Wall Street saw a similar boom in the early 2000s of hiring quantitative talent just before the financial crisis in 2008. Now it appears the crypto industry is drawing from that same talent pool.

“The days when finance saw tech as a strategic asset ended with the ‘algo boom’ of the late 2000s, and since then, finance has seen tech mainly as a cost center, however huge, that must be cut down whenever possible,” says Stuart Popejoy, CEO of Kadena. “Crypto, on the other hand, is just starting to have the kind of flow to show up on finance’s radar, and the tech is still new enough that it is both strategic to the company to hire top talent, and attractive to developers as a challenge and learning opportunity.”

Where’s the Talent Headed?

In terms of locational concentration, the majority of talent is flowing into tech-centric hubs like San Francisco and New York.
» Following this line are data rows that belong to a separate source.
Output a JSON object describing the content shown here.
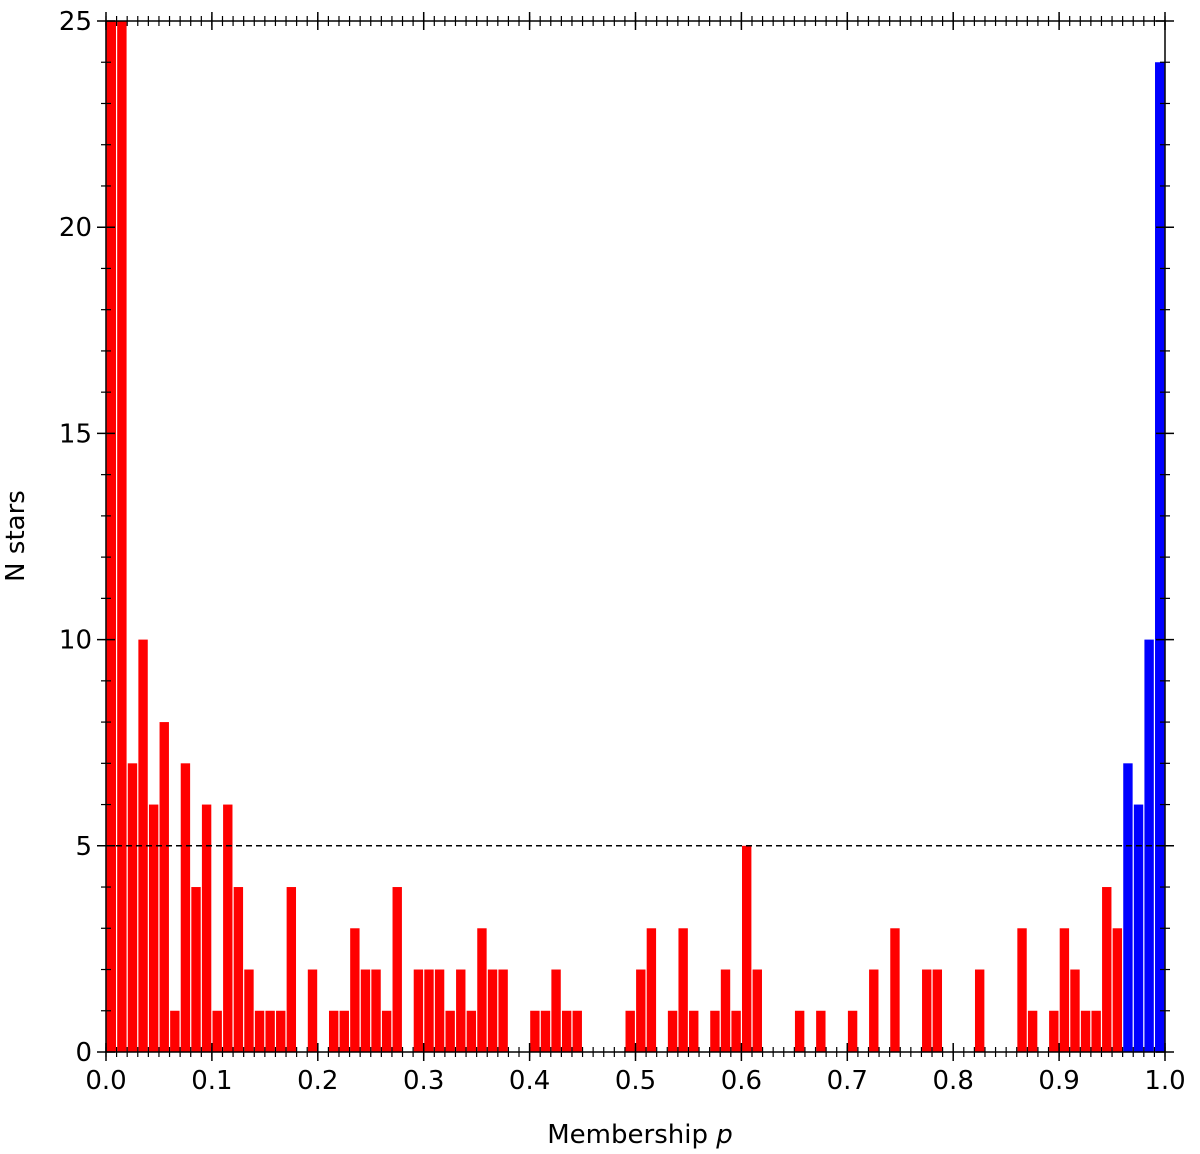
{
  "chart_data": {
    "type": "histogram",
    "xlabel": {
      "text": "Membership",
      "variable": "p"
    },
    "ylabel": "N stars",
    "bins": [
      0,
      0.01,
      0.02,
      0.03,
      0.04,
      0.05,
      0.06,
      0.07,
      0.08,
      0.09,
      0.1,
      0.11,
      0.12,
      0.13,
      0.14,
      0.15,
      0.16,
      0.17,
      0.18,
      0.19,
      0.2,
      0.21,
      0.22,
      0.23,
      0.24,
      0.25,
      0.26,
      0.27,
      0.28,
      0.29,
      0.3,
      0.31,
      0.32,
      0.33,
      0.34,
      0.35,
      0.36,
      0.37,
      0.38,
      0.39,
      0.4,
      0.41,
      0.42,
      0.43,
      0.44,
      0.45,
      0.46,
      0.47,
      0.48,
      0.49,
      0.5,
      0.51,
      0.52,
      0.53,
      0.54,
      0.55,
      0.56,
      0.57,
      0.58,
      0.59,
      0.6,
      0.61,
      0.62,
      0.63,
      0.64,
      0.65,
      0.66,
      0.67,
      0.68,
      0.69,
      0.7,
      0.71,
      0.72,
      0.73,
      0.74,
      0.75,
      0.76,
      0.77,
      0.78,
      0.79,
      0.8,
      0.81,
      0.82,
      0.83,
      0.84,
      0.85,
      0.86,
      0.87,
      0.88,
      0.89,
      0.9,
      0.91,
      0.92,
      0.93,
      0.94,
      0.95,
      0.96,
      0.97,
      0.98,
      0.99,
      1
    ],
    "counts": [
      25,
      25,
      7,
      10,
      6,
      8,
      1,
      7,
      4,
      6,
      1,
      6,
      4,
      2,
      1,
      1,
      1,
      4,
      0,
      2,
      0,
      1,
      1,
      3,
      2,
      2,
      1,
      4,
      0,
      2,
      2,
      2,
      1,
      2,
      1,
      3,
      2,
      2,
      0,
      0,
      1,
      1,
      2,
      1,
      1,
      0,
      0,
      0,
      0,
      1,
      2,
      3,
      0,
      1,
      3,
      1,
      0,
      1,
      2,
      1,
      5,
      2,
      0,
      0,
      0,
      1,
      0,
      1,
      0,
      0,
      1,
      0,
      2,
      0,
      3,
      0,
      0,
      2,
      2,
      0,
      0,
      0,
      2,
      0,
      0,
      0,
      3,
      1,
      0,
      1,
      3,
      2,
      1,
      1,
      4,
      3,
      7,
      6,
      10,
      24
    ],
    "colors": [
      "#ff0000",
      "#ff0000",
      "#ff0000",
      "#ff0000",
      "#ff0000",
      "#ff0000",
      "#ff0000",
      "#ff0000",
      "#ff0000",
      "#ff0000",
      "#ff0000",
      "#ff0000",
      "#ff0000",
      "#ff0000",
      "#ff0000",
      "#ff0000",
      "#ff0000",
      "#ff0000",
      "#ff0000",
      "#ff0000",
      "#ff0000",
      "#ff0000",
      "#ff0000",
      "#ff0000",
      "#ff0000",
      "#ff0000",
      "#ff0000",
      "#ff0000",
      "#ff0000",
      "#ff0000",
      "#ff0000",
      "#ff0000",
      "#ff0000",
      "#ff0000",
      "#ff0000",
      "#ff0000",
      "#ff0000",
      "#ff0000",
      "#ff0000",
      "#ff0000",
      "#ff0000",
      "#ff0000",
      "#ff0000",
      "#ff0000",
      "#ff0000",
      "#ff0000",
      "#ff0000",
      "#ff0000",
      "#ff0000",
      "#ff0000",
      "#ff0000",
      "#ff0000",
      "#ff0000",
      "#ff0000",
      "#ff0000",
      "#ff0000",
      "#ff0000",
      "#ff0000",
      "#ff0000",
      "#ff0000",
      "#ff0000",
      "#ff0000",
      "#ff0000",
      "#ff0000",
      "#ff0000",
      "#ff0000",
      "#ff0000",
      "#ff0000",
      "#ff0000",
      "#ff0000",
      "#ff0000",
      "#ff0000",
      "#ff0000",
      "#ff0000",
      "#ff0000",
      "#ff0000",
      "#ff0000",
      "#ff0000",
      "#ff0000",
      "#ff0000",
      "#ff0000",
      "#ff0000",
      "#ff0000",
      "#ff0000",
      "#ff0000",
      "#ff0000",
      "#ff0000",
      "#ff0000",
      "#ff0000",
      "#ff0000",
      "#ff0000",
      "#ff0000",
      "#ff0000",
      "#ff0000",
      "#ff0000",
      "#ff0000",
      "#0000ff",
      "#0000ff",
      "#0000ff",
      "#0000ff"
    ],
    "xlim": [
      0,
      1
    ],
    "ylim": [
      0,
      25
    ],
    "xticks": [
      {
        "value": 0,
        "label": "0.0"
      },
      0.1,
      0.2,
      0.3,
      0.4,
      0.5,
      0.6,
      0.7,
      0.8,
      0.9,
      {
        "value": 1,
        "label": "1.0"
      }
    ],
    "yticks": [
      0,
      5,
      10,
      15,
      20,
      25
    ],
    "yminorticks": [
      1,
      2,
      3,
      4,
      6,
      7,
      8,
      9,
      11,
      12,
      13,
      14,
      16,
      17,
      18,
      19,
      21,
      22,
      23,
      24
    ],
    "hline": 5
  }
}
However, other cities like Austin and Miami are seeing a rise in hiring as well.

“Both cities have been sucking in a tremendous amount of talent  with much of this talent leaving cities like San Francisco and, to a lesser extent, New York City and Los Angeles,” says Colin Zarzour, Head of Operations at Koii. “I do believe digital hubs are of shocking relevance, sometimes as much as cities  I manage a team split between the east coast of Canada, Chicago, Pakistan, Poland, and China, to list a few.”

“It’s fascinating that, specifically in crypto, sometimes what Discord you’ve joined or which Twitter Space you’ve been speaking in can shape your network as much as geographical hubs,” Zarzour adds. “That’s why I think even ‘non-hub’ cities should consider investing in quality public support for innovation and entrepreneurship, as you can’t be sure where the next unicorn will be developed in crypto.”